This article originally appeared on the BeyeNETWORK.
There is a curious notion that if a clever and fast bus were available to transport data between applications, there would be no need to integrate the data that resides in the applications – and that without the need to integrate data, a lot of time would be saved. This argument is very appealing to those people who do not want to go back and get their hands dirty with old data. However, just like the other schemes to “buy your way to heaven,” the bus theory for not conducting basic integration of data simply doesn’t hold water.
In order to understand why the bus theory for the avoidance of integration doesn’t work, take a look at Figure 1.
Figure 1: Illustration of the Differences in Three Applications
In Figure 1, there are three applications. These three applications have – among other things – data about revenue and data about people. The revenue data is all in dollars, but the dollars are in U.S. currency in one place, Australian currency in another and Canadian currency in the third application. Additionally, all three applications specify gender, but in one place gender is m/f, in another it is male/female and in the third it is 1/0.
In the bus theory for not having to do integration, data is accessed at the application, integration is done by the bus, and the data is passed on to whoever needs it.
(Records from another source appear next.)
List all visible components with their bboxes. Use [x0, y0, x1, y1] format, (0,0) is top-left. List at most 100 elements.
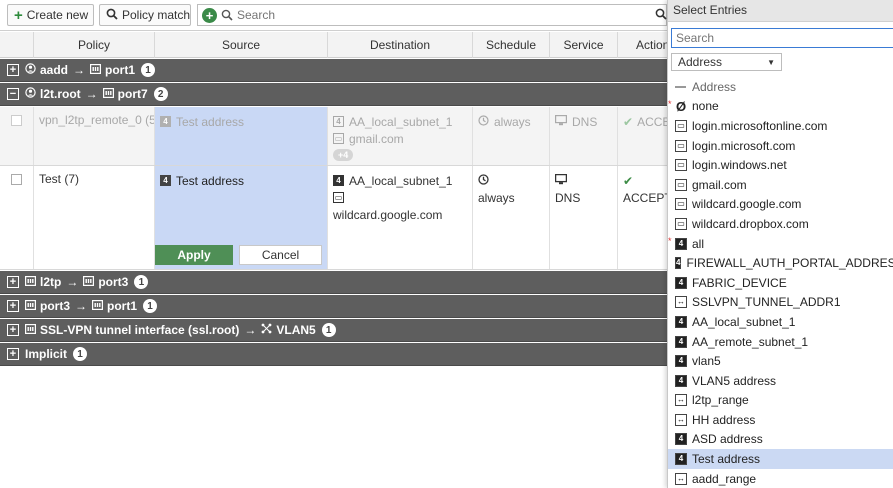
expand-icon[interactable]: + [7, 324, 19, 336]
port-icon [83, 275, 95, 289]
destination-cell[interactable]: 4 AA_local_subnet_1 ▭ gmail.com +4 [328, 107, 473, 165]
list-item-selected[interactable]: 4 Test address [668, 449, 893, 469]
list-item[interactable]: ↔ HH address [668, 410, 893, 430]
list-item[interactable]: ↔ aadd_range [668, 469, 893, 488]
policy-name: vpn_l2tp_remote_0 (5) [34, 107, 155, 165]
column-header-destination[interactable]: Destination [328, 32, 473, 58]
count-badge: 1 [143, 299, 157, 313]
policy-group-l2t-root-port7[interactable]: − l2t.root → port7 2 [0, 83, 667, 106]
table-row-policy-vpn-l2tp[interactable]: vpn_l2tp_remote_0 (5) 4 Test address 4 A… [0, 107, 667, 166]
policy-group-sslvpn-vlan5[interactable]: + SSL-VPN tunnel interface (ssl.root) → … [0, 319, 667, 342]
count-badge: 1 [73, 347, 88, 361]
add-filter-icon[interactable]: + [202, 7, 217, 23]
list-item[interactable]: ▭ login.microsoftonline.com [668, 116, 893, 136]
list-item[interactable]: ↔ SSLVPN_TUNNEL_ADDR1 [668, 293, 893, 313]
list-item[interactable]: 4 VLAN5 address [668, 371, 893, 391]
policy-group-l2tp-port3[interactable]: + l2tp → port3 1 [0, 271, 667, 294]
entries-search-input[interactable] [671, 28, 893, 48]
search-submit-icon[interactable] [655, 8, 667, 23]
check-icon: ✔ [623, 173, 634, 188]
fqdn-icon: ▭ [675, 159, 687, 172]
service-value: DNS [555, 190, 581, 205]
list-item[interactable]: * 4 all [668, 234, 893, 254]
list-item[interactable]: ▭ gmail.com [668, 175, 893, 195]
row-checkbox[interactable] [11, 115, 22, 126]
list-item[interactable]: 4 vlan5 [668, 351, 893, 371]
entry-type-select[interactable]: Address ▼ [671, 53, 782, 71]
range-icon: ↔ [675, 472, 687, 485]
arrow-right-icon: → [244, 323, 257, 337]
create-new-button[interactable]: + Create new [7, 4, 94, 26]
expand-icon[interactable]: + [7, 64, 19, 76]
list-item[interactable]: ↔ l2tp_range [668, 391, 893, 411]
port-icon [25, 323, 37, 337]
search-input[interactable] [237, 8, 637, 22]
policy-group-port3-port1[interactable]: + port3 → port1 1 [0, 295, 667, 318]
ipv4-icon: 4 [675, 315, 687, 328]
collapse-icon[interactable]: − [7, 88, 19, 100]
more-entries-badge[interactable]: +4 [333, 149, 354, 161]
create-new-label: Create new [26, 8, 89, 22]
list-item[interactable]: 4 FIREWALL_AUTH_PORTAL_ADDRESS [668, 253, 893, 273]
ipv4-icon: 4 [675, 433, 687, 446]
service-value: DNS [572, 114, 598, 129]
port-icon [90, 63, 102, 77]
policy-match-button[interactable]: Policy match [99, 4, 191, 26]
list-item[interactable]: 4 ASD address [668, 430, 893, 450]
range-icon: ↔ [675, 296, 687, 309]
apply-button[interactable]: Apply [155, 245, 233, 265]
column-header-service[interactable]: Service [550, 32, 618, 58]
expand-icon[interactable]: + [7, 300, 19, 312]
column-header-policy[interactable]: Policy [34, 32, 155, 58]
source-cell[interactable]: 4 Test address [155, 107, 328, 165]
fqdn-icon: ▭ [675, 139, 687, 152]
fqdn-icon: ▭ [675, 217, 687, 230]
arrow-right-icon: → [66, 275, 79, 289]
destination-entry: wildcard.google.com [333, 207, 443, 222]
service-cell: DNS [550, 166, 618, 269]
source-entry: Test address [176, 114, 245, 129]
table-row-policy-test[interactable]: Test (7) 4 Test address 4 AA_local_subne… [0, 166, 667, 270]
port-icon [92, 299, 104, 313]
expand-icon[interactable]: + [7, 348, 19, 360]
collapse-section-icon[interactable] [675, 85, 686, 88]
action-cell: ✔ ACCEPT [618, 166, 667, 269]
expand-icon[interactable]: + [7, 276, 19, 288]
list-item[interactable]: 4 AA_local_subnet_1 [668, 312, 893, 332]
list-item[interactable]: ▭ login.microsoft.com [668, 136, 893, 156]
ipv4-icon: 4 [675, 257, 682, 270]
user-interface-icon [25, 63, 36, 77]
list-item[interactable]: ▭ login.windows.net [668, 155, 893, 175]
destination-entry: AA_local_subnet_1 [349, 114, 453, 129]
list-item[interactable]: * Ø none [668, 97, 893, 117]
group-from: SSL-VPN tunnel interface (ssl.root) [40, 323, 240, 337]
policy-group-aadd-port1[interactable]: + aadd → port1 1 [0, 59, 667, 82]
action-value: ACCEPT [623, 190, 667, 205]
fqdn-address-icon: ▭ [333, 133, 344, 144]
destination-cell[interactable]: 4 AA_local_subnet_1 ▭ wildcard.google.co… [328, 166, 473, 269]
list-item[interactable]: 4 FABRIC_DEVICE [668, 273, 893, 293]
destination-entry: AA_local_subnet_1 [349, 173, 453, 188]
schedule-value: always [478, 190, 515, 205]
destination-entry: gmail.com [349, 131, 404, 146]
row-checkbox[interactable] [11, 174, 22, 185]
service-icon [554, 173, 568, 188]
cancel-button[interactable]: Cancel [239, 245, 322, 265]
list-item[interactable]: ▭ wildcard.dropbox.com [668, 214, 893, 234]
list-item[interactable]: ▭ wildcard.google.com [668, 195, 893, 215]
port-icon [25, 275, 37, 289]
ipv4-icon: 4 [675, 453, 687, 466]
group-from: Implicit [25, 347, 68, 361]
ipv4-icon: 4 [675, 374, 687, 387]
ipv4-icon: 4 [675, 276, 687, 289]
column-header-source[interactable]: Source [155, 32, 328, 58]
ipv4-icon: 4 [675, 335, 687, 348]
port-icon [25, 299, 37, 313]
column-header-action[interactable]: Action [618, 32, 667, 58]
search-icon [220, 8, 234, 22]
list-item[interactable]: 4 AA_remote_subnet_1 [668, 332, 893, 352]
policy-group-implicit[interactable]: + Implicit 1 [0, 343, 667, 366]
entries-list: Address * Ø none ▭ login.microsoftonline… [668, 77, 893, 488]
select-column-header [0, 32, 34, 58]
column-header-schedule[interactable]: Schedule [473, 32, 550, 58]
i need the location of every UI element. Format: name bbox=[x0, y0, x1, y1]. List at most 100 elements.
So, in the bus theory, at the point of accessing information, gender is changed from male/female or 1/0 to m/f. Then, dollars are collected and the conversion is made by the bus to Euro (or some other currency) from U.S. dollars, Australian dollars and Canadian dollars.
There are several fallacies with this approach of using the bus to do conversions “on the fly” instead of actually integrating the data. The first problem is that each time the data is used, the conversion inside the bus must be made. Over time, given enough accesses to the data, the resources for doing the conversions inside the bus add up. Performance is hindered, and the resources needed to manage such a scheme escalate.
The second problem is that there is no guarantee that the conversions inside the bus will be done the same way the second (or any other) time. For example, the conversion of m/f and 1/0 to male/female might be done. In this case, there will be different results from the first set of conversions (where male/female and 1/0 were changed to m/f) to the second set of conversions inside the bus. When conversion is to be done multiple times, there is no guarantee that it will be done the same way each time.
The third problem with trying to integrate data on the fly inside the bus is the one that is the most difficult. Suppose that at the time the first conversion inside the bus is done, the conversion from U.S. dollars to Euro has an exchange rate of $1.25 U.S. to E1. The second time the conversion inside the bus is done, the exchange rate is $1.33 U.S. to E1. Obviously, because of the change in the exchange rate, the same conversion yields inconsistent results, and the calculations made from one report to another cannot be reconciled – or at least cannot be reconciled easily. The exchange rate fluctuated during the time between the conversions, and the final result of the conversion is different. (Taken to its logical extreme, each time the conversion is recalculated by the bus, the results may be different.)
However, when the data is converted – once and for all – in a consistent manner at an appropriate moment in time into a single format, then the foundation of data can be used over and over again, and there is no problem with the repeatability or reconcilability of results. These are some of (but not all) of the basic reasons why a bus technology is no substitute for integration.